Question

When 50.0 ml of a 0.3000 m agno3 solution is added to 50.0 ml of a solution of mgcl2, an agcl precipitate forms immediately. the precipitate is then filtered from the solution, dried, and weighed. if the recovered agcl is found to have a mass of 0.1183 g, what as the concentration of magnesium ions in the original mgcl2 solution?

Answer 1

0.0165 m The balanced equation for the reaction is AgNO3 + MgCl2 ==> AgCl + Mg(NO3)2 So it's obvious that for each Mg ion, you'll get 1 AgCl molecule as a product. Now calculate the molar mass of AgCl, starting with looking up the atomic weights. Atomic weight silver = 107.8682 Atomic weight chlorine = 35.453 Molar mass AgCl = 107.8682 + 35.453 = 143.3212 g/mol Now how many moles were produced? 0.1183 g / 143.3212 g/mol = 0.000825419 mol So we had 0.000825419 moles of MgCl2 in the sample of 50.0 ml. Since concentration is defined as moles per liter, do the division. 0.000825419 / 0.0500 = 0.016508374 mol/L = 0.016508374 m Rounding to 3 significant figures gives 0.0165 m

Answer 2

Answer:

$0.00826\ molar.$

Explanation:

The balanced reaction is:

$2AgNO_3+MgCl_2-->2AgCl+Mg(NO_3)_2$

We know, number of moles = $\dfrac{Given\ mass}{Molar\ mass}.$

Therefore, moles of AgCl formed=$\dfrac{0.1183}{143}=0.000827\ moles.$        ( Molar mass of AgCl is 143 gm)

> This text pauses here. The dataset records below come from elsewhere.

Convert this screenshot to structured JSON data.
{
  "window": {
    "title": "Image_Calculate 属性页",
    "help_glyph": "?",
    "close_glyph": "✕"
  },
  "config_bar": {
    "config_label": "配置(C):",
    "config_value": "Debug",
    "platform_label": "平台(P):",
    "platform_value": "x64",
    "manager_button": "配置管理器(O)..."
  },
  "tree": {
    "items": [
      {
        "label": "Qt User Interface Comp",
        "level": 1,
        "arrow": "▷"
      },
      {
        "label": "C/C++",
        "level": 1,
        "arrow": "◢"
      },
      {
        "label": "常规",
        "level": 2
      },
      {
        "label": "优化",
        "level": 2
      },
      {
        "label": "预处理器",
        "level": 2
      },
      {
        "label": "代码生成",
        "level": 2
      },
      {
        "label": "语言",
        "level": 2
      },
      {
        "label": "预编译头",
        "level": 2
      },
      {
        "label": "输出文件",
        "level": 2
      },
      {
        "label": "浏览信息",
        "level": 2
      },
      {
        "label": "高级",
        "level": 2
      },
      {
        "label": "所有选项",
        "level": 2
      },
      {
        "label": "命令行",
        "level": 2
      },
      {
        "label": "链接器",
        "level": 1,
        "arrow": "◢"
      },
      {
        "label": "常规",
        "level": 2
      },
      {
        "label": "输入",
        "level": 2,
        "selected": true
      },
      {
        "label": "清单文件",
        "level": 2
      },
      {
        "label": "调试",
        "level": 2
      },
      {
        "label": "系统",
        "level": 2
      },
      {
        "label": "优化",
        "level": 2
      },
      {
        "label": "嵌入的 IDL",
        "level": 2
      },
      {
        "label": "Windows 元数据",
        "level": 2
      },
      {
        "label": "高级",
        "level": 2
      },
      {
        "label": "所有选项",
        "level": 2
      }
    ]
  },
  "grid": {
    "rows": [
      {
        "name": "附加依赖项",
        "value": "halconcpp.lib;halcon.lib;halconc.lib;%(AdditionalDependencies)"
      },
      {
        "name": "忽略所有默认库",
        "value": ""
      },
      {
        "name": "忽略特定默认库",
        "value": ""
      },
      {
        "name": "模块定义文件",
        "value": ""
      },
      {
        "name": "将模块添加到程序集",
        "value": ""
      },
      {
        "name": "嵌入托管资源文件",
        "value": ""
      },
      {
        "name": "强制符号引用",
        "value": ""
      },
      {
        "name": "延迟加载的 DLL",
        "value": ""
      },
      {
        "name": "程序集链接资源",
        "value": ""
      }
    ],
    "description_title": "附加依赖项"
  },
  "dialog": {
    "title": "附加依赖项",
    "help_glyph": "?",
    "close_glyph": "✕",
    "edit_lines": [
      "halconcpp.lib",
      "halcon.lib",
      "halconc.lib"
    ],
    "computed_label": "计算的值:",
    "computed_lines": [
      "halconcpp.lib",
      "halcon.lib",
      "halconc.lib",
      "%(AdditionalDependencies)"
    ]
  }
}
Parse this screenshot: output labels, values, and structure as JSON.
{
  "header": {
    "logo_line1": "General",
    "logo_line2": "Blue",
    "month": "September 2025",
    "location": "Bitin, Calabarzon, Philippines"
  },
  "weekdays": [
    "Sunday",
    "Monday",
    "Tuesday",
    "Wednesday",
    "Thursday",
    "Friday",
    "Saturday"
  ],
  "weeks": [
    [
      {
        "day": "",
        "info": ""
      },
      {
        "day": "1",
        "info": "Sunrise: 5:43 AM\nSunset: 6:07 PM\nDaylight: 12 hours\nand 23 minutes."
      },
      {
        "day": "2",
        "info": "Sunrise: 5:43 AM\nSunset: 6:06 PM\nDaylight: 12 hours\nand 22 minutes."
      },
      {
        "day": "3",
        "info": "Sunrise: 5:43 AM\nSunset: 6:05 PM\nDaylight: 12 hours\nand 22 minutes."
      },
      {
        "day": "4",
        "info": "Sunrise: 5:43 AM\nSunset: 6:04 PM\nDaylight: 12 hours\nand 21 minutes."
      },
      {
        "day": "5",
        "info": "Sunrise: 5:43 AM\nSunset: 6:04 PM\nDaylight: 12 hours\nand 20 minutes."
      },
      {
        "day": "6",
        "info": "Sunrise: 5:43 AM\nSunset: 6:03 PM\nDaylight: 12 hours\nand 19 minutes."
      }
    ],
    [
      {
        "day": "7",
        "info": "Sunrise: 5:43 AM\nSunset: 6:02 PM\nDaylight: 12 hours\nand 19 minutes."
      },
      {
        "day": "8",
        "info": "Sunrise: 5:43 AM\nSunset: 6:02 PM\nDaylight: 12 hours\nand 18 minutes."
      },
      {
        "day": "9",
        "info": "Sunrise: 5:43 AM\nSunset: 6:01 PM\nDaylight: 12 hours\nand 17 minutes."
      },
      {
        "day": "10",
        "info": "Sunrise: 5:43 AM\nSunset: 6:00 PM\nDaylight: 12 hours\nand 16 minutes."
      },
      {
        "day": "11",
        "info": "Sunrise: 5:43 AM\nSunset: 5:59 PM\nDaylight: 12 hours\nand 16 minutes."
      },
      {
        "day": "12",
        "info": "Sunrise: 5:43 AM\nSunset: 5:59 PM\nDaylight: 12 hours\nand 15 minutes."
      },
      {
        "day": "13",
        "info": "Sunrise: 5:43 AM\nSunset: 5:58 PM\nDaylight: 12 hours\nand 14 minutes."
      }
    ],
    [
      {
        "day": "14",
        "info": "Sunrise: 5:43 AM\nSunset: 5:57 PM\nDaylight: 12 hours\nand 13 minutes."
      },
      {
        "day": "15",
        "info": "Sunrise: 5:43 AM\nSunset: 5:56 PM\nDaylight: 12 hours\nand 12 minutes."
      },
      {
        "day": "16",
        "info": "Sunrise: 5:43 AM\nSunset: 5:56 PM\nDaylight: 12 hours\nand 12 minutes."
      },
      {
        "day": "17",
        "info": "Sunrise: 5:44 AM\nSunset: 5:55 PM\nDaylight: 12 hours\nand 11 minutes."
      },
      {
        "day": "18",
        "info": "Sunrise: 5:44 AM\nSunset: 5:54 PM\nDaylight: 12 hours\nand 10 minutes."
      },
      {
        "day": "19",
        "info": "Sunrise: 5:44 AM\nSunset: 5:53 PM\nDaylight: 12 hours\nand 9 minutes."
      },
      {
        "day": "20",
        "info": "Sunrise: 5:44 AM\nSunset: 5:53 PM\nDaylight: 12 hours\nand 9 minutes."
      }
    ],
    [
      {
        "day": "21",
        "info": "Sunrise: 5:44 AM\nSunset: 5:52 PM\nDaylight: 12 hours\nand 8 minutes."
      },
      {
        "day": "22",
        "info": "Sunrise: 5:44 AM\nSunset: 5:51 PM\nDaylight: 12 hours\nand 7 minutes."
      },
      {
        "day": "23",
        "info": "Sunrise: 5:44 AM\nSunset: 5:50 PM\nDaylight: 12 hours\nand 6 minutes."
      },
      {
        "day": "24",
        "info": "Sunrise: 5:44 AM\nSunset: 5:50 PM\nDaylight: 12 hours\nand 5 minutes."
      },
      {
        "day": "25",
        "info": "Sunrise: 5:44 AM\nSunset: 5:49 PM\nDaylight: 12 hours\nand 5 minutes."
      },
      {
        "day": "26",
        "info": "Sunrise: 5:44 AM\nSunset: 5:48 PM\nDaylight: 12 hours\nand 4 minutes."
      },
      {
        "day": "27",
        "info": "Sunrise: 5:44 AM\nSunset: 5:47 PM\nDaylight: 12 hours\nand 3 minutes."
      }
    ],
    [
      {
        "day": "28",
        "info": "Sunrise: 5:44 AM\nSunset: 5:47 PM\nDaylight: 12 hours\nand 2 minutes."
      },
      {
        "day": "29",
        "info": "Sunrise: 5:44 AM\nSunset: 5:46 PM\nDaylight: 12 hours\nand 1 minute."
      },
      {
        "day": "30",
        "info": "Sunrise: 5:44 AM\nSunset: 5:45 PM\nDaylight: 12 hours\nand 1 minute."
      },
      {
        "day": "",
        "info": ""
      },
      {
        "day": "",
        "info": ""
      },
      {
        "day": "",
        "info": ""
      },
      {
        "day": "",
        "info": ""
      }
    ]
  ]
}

From the balanced equation 1 mol of $MgCl_2$ forms 2 mol of AgCl.

Therefore, 0.000827 mol of AgCl was formed by

$\dfrac{0.000827}{2}=0.0004135\ mol$

Now concentration of $MgCl_2=\dfrac{moles\ of\ MgCl_2}{Volume\ in\ Liters}=\dfrac{0.000413}{0.050}\ molar=0.00826\ molar.$

Hence, this is the required solution.